UOBKayhian on 6 May 2014
FY14F PE (x): 26.2
FY15F PE (x): 25.0
Impressive EBITDA... Genting Singapore (GENS) reported 1Q14 revenue of S$828.8m
(+19.6% qoq, +23.8% yoy) and EBITDA of S$400.3m (+59.9% qoq, +60.3% yoy). The
solid EBITDA exceeded expectations, accounting for 32% and 28% of our and
consensus’ full-year forecasts respectively. Pleasantly surprised with strong RCV and
hold rate. 1Q14 rolling chip volume (RCV) of S$23.3b (+22% qoq, +12% yoy) caught
us by surprise, its highest since 4Q10. As a result, GENS retained its VIP market
leadership with a 59% share.
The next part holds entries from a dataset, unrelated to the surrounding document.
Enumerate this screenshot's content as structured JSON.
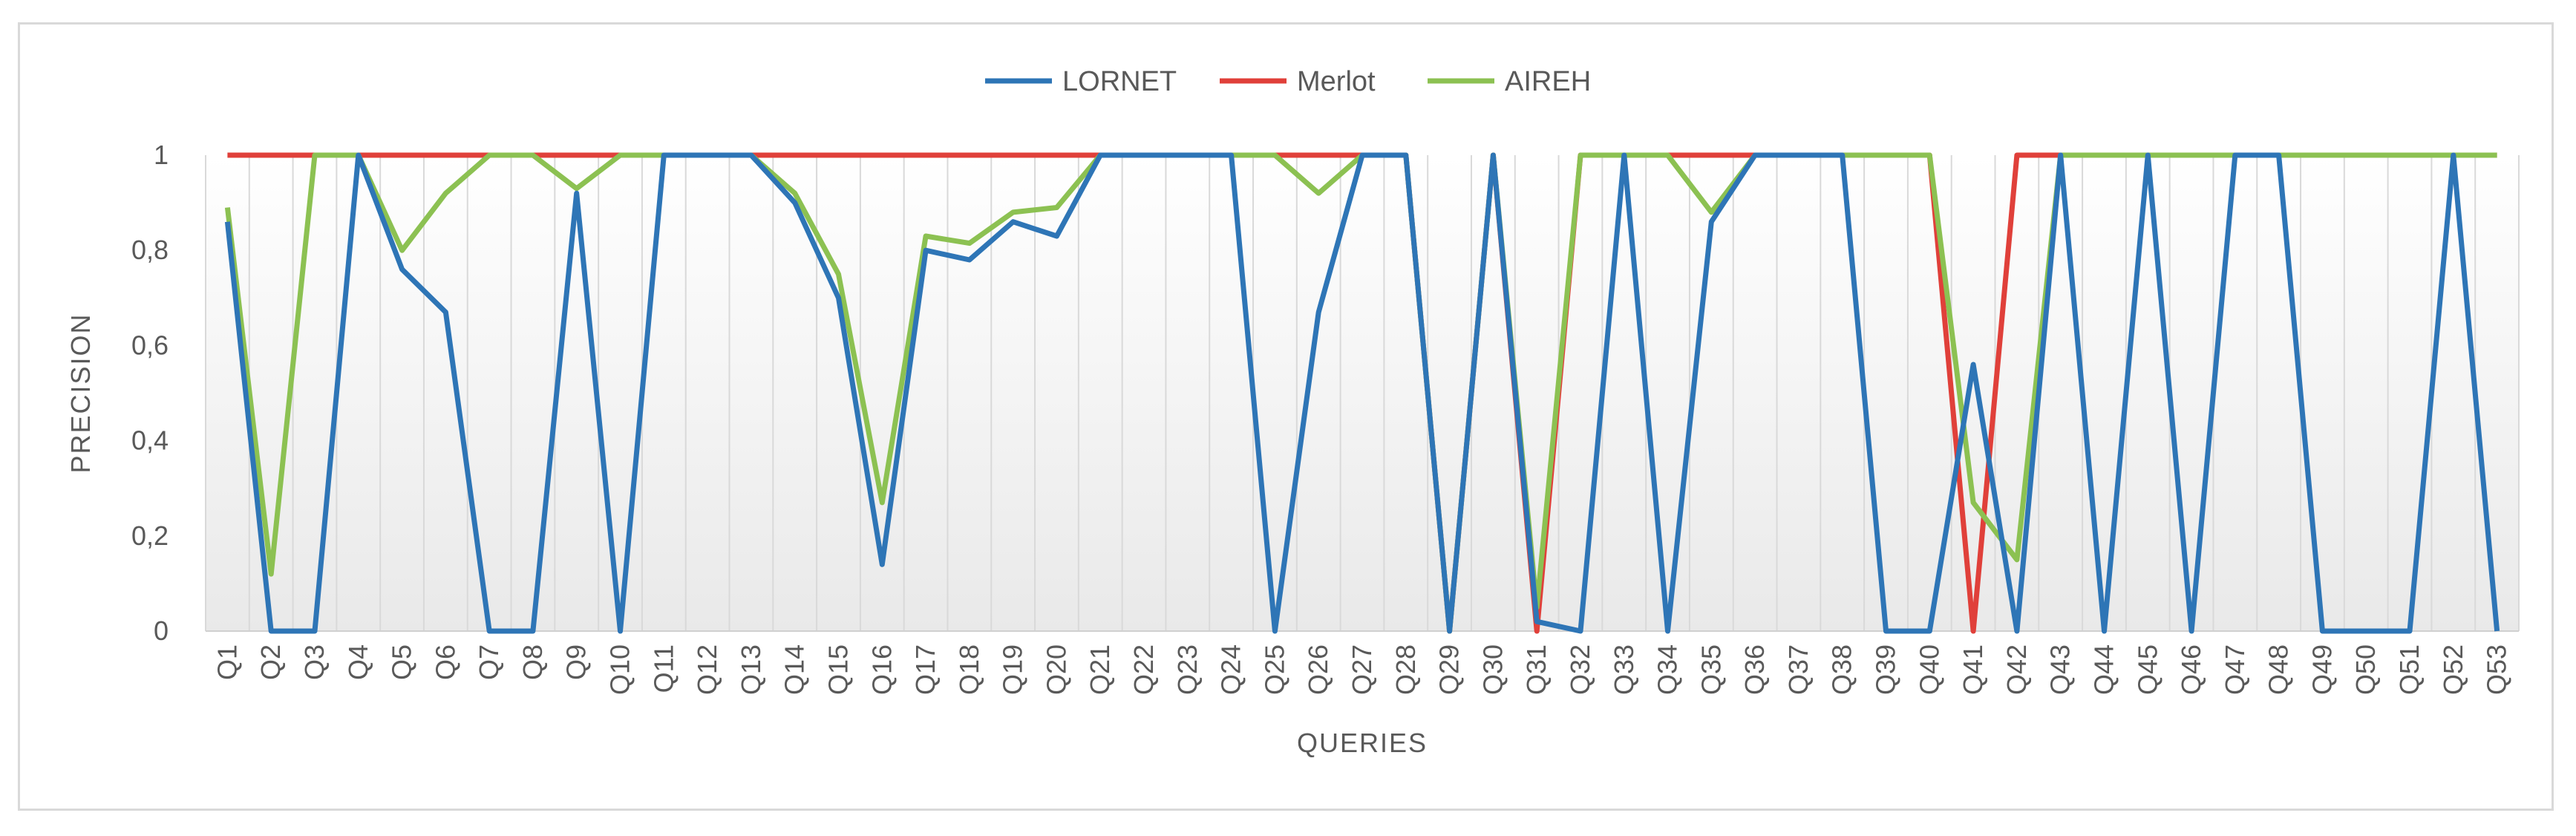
{
  "chart_data": {
    "type": "line",
    "title": "",
    "xlabel": "QUERIES",
    "ylabel": "PRECISION",
    "ylim": [
      0,
      1
    ],
    "yticks": [
      "0",
      "0,2",
      "0,4",
      "0,6",
      "0,8",
      "1"
    ],
    "grid": "vertical gridlines at each category",
    "background": "white-to-light-gray gradient plot area",
    "legend_position": "top",
    "categories": [
      "Q1",
      "Q2",
      "Q3",
      "Q4",
      "Q5",
      "Q6",
      "Q7",
      "Q8",
      "Q9",
      "Q10",
      "Q11",
      "Q12",
      "Q13",
      "Q14",
      "Q15",
      "Q16",
      "Q17",
      "Q18",
      "Q19",
      "Q20",
      "Q21",
      "Q22",
      "Q23",
      "Q24",
      "Q25",
      "Q26",
      "Q27",
      "Q28",
      "Q29",
      "Q30",
      "Q31",
      "Q32",
      "Q33",
      "Q34",
      "Q35",
      "Q36",
      "Q37",
      "Q38",
      "Q39",
      "Q40",
      "Q41",
      "Q42",
      "Q43",
      "Q44",
      "Q45",
      "Q46",
      "Q47",
      "Q48",
      "Q49",
      "Q50",
      "Q51",
      "Q52",
      "Q53"
    ],
    "series": [
      {
        "name": "LORNET",
        "color": "#2e75b6",
        "values": [
          0.86,
          0,
          0,
          1,
          0.76,
          0.67,
          0,
          0,
          0.92,
          0,
          1,
          1,
          1,
          0.9,
          0.7,
          0.14,
          0.8,
          0.78,
          0.86,
          0.83,
          1,
          1,
          1,
          1,
          0,
          0.67,
          1,
          1,
          0,
          1,
          0.02,
          0,
          1,
          0,
          0.86,
          1,
          1,
          1,
          0,
          0,
          0.56,
          0,
          1,
          0,
          1,
          0,
          1,
          1,
          0,
          0,
          0,
          1,
          0
        ]
      },
      {
        "name": "Merlot",
        "color": "#e0403a",
        "values": [
          1,
          1,
          1,
          1,
          1,
          1,
          1,
          1,
          1,
          1,
          1,
          1,
          1,
          1,
          1,
          1,
          1,
          1,
          1,
          1,
          1,
          1,
          1,
          1,
          1,
          1,
          1,
          1,
          0,
          1,
          0,
          1,
          1,
          1,
          1,
          1,
          1,
          1,
          1,
          1,
          0,
          1,
          1,
          1,
          1,
          1,
          1,
          1,
          1,
          1,
          1,
          1,
          1
        ]
      },
      {
        "name": "AIREH",
        "color": "#8cc152",
        "values": [
          0.89,
          0.12,
          1,
          1,
          0.8,
          0.92,
          1,
          1,
          0.93,
          1,
          1,
          1,
          1,
          0.92,
          0.75,
          0.27,
          0.83,
          0.815,
          0.88,
          0.89,
          1,
          1,
          1,
          1,
          1,
          0.92,
          1,
          1,
          0,
          1,
          0.05,
          1,
          1,
          1,
          0.88,
          1,
          1,
          1,
          1,
          1,
          0.27,
          0.15,
          1,
          1,
          1,
          1,
          1,
          1,
          1,
          1,
          1,
          1,
          1
        ]
      }
    ]
  }
}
While management did not reveal the reasons behind the
surge in RCV, we reckon this was attributable to both a widening breadth of new VIP
players (particularly from Southeast Asia) and seasonality strength. In addition to
stronger volume, GENS’s hold rate (3%) also improved markedly from a subdued 2.5%
in 2013.
Upgrade to HOLD with a higher SOTP-based target price of S$1.32 (from S$1.27),
reflecting the stock’s 10% price underperformance vs the market since our downgrade
in Feb 14. On top of 12x 2014F EBITDA, we have also imputed a ‘Japan option value’
of 10 cents into our target price, based on a 30% success rate.